The second event is more significant and will require the interconnect with Enable Gas Transmission in Hot Spring County, AR, to shut in from Sept. 20 through Oct. 9. This point typically supplies about 80 MMcf/d, which flows onto NGPL’s Gulf Coast Mainline. Enable will likely reroute the affected gas to the nearby Mississippi River Transmission connection in Lincoln County, AR, Genscape said.

But cash’s move above $3 proved to be short-lived, and Henry Hub was trading around $2.94 on Friday.

Forwards appeared to also have stalled, with trading mostly flat around midday.

NGI’s Patrick Rau, director of strategy and research, said that while this week has seen some temporary bumps in the road for production, the industry can’t ignore the bigger picture. With E&P companies outlining plans to add rigs later this year and in 2017, gas production is more than likely going to increase faster than expected, Rau said.

Already, Appalachian production has returned to its February peak levels, and that is obviously not great for the price outlook, although weather remains a wild card, he said. While most winter outlooks will begin coming out in the next couple of weeks, early indications point to a slow start to the season, but more aggressive cooling by year’s end.

Forecasters at Bespoke Weather Services said recent climate models decreased the warm risk for October, showing early-month trough risk across the East that would potentially keep temperatures closer to average. “However, the pattern should be relatively progressive, and overall, we still would favor temperatures being slightly above-average across most heating demand regions in the East,” Bespoke said.

Meanwhile, cooler weather in the South could be counterproductive early on by reducing cooling demand as well.

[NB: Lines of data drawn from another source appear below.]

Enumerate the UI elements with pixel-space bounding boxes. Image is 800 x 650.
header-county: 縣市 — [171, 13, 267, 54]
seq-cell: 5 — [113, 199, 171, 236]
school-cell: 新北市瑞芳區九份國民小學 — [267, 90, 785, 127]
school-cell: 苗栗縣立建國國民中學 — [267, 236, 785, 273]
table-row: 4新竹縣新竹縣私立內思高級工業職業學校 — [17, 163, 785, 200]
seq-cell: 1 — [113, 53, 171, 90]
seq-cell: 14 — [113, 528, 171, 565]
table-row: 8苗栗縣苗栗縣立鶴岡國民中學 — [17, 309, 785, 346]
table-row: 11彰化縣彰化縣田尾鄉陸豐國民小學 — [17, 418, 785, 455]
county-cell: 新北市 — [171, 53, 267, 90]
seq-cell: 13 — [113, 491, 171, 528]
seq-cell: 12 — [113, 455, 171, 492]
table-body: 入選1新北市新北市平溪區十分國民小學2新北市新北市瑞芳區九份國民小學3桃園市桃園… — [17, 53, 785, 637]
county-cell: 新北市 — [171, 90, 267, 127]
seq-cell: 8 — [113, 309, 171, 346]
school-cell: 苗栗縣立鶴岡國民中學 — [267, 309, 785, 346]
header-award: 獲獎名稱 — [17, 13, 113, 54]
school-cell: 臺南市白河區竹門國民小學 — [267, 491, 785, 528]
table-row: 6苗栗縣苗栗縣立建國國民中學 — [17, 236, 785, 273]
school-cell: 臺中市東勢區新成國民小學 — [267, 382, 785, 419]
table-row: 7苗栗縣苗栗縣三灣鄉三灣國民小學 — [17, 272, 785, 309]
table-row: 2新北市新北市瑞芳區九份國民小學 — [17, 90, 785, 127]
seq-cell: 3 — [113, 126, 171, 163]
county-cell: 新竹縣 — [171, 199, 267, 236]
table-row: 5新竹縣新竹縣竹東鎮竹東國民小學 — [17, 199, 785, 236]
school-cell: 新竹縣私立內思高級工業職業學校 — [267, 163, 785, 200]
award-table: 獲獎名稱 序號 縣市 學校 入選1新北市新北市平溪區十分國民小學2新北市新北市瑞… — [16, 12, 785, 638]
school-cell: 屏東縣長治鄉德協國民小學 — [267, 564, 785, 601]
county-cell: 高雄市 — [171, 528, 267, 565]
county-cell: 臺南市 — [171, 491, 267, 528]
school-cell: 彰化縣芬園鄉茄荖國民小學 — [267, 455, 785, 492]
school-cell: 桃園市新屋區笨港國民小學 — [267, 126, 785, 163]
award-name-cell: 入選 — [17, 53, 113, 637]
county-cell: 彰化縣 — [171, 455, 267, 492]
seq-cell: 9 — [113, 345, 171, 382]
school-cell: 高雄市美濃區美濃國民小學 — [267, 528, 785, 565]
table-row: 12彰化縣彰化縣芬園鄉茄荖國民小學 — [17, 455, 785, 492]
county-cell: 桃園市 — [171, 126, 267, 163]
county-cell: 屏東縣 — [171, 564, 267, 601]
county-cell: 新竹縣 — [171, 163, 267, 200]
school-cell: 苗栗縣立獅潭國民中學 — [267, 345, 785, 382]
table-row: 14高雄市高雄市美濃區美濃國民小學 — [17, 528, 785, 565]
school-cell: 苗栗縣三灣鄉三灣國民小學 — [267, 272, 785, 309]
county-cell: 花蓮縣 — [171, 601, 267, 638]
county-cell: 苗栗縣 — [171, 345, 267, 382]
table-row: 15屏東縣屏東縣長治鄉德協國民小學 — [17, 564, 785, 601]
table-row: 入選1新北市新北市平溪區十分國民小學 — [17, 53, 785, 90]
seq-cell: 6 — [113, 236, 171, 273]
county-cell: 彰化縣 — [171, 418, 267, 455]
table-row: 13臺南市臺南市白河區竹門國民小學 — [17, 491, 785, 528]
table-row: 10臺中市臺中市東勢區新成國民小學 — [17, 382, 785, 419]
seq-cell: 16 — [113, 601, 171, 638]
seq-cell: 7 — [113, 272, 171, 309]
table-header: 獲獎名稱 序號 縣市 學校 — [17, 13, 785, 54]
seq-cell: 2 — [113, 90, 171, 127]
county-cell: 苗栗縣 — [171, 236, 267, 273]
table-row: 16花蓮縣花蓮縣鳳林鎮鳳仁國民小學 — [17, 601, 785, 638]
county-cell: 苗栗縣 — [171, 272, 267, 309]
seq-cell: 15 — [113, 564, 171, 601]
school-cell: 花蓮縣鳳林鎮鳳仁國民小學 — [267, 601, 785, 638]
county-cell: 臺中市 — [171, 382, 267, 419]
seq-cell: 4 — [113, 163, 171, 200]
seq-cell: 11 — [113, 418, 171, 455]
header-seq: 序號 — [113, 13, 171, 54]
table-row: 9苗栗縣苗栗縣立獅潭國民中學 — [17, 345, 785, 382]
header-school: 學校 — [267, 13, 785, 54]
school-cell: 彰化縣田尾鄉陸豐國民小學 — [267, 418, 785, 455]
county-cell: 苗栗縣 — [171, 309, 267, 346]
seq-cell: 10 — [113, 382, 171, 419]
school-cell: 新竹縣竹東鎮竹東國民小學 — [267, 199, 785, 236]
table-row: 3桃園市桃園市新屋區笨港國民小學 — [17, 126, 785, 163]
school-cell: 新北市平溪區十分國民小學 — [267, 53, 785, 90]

Forecasts in November remained similar, with ridging looking most likely across the center of the country and the risk for some cooler weather across the East, Bespoke said. “In what was one of the largest surprises, most models showed warmer risk across the East into December, as the true transition to cold weather in the winter may come a bit later than expected,” Bespoke said.

“This remains relatively low confidence due to conflicting ENSO and other forecasts, and accordingly, we see a wide range of possibilities from significant warmth to decent cold in the month of January as well,” the forecaster said. Confidence is increasing that the winter ends cold, though just how cold depends significantly on future ENSO development, it added.

Meteorologists at Weather Trends International also said colder weather was likely on the back end of the winter season, but they called for the drop in temperatures to occur as early as December. WTI expects one of the largest year-on-year winter temperature declines to occur in the fourth quarter 2016, with a very cold winter lapping the warmest winter on record. December is expected to be very cold and dry, with snow in northern markets.

To be sure, the coming winter will be a major indicator of how prices shape up for the balance of the year and in 2017. “It will be interesting to see how many producers have been locking in the $3+ strip for 2017,” Rau said. “The more producers lock in now, the more they should be willing to drill and produce next year, especially since there probably will not be a commensurate increase in oil service costs in 2017.”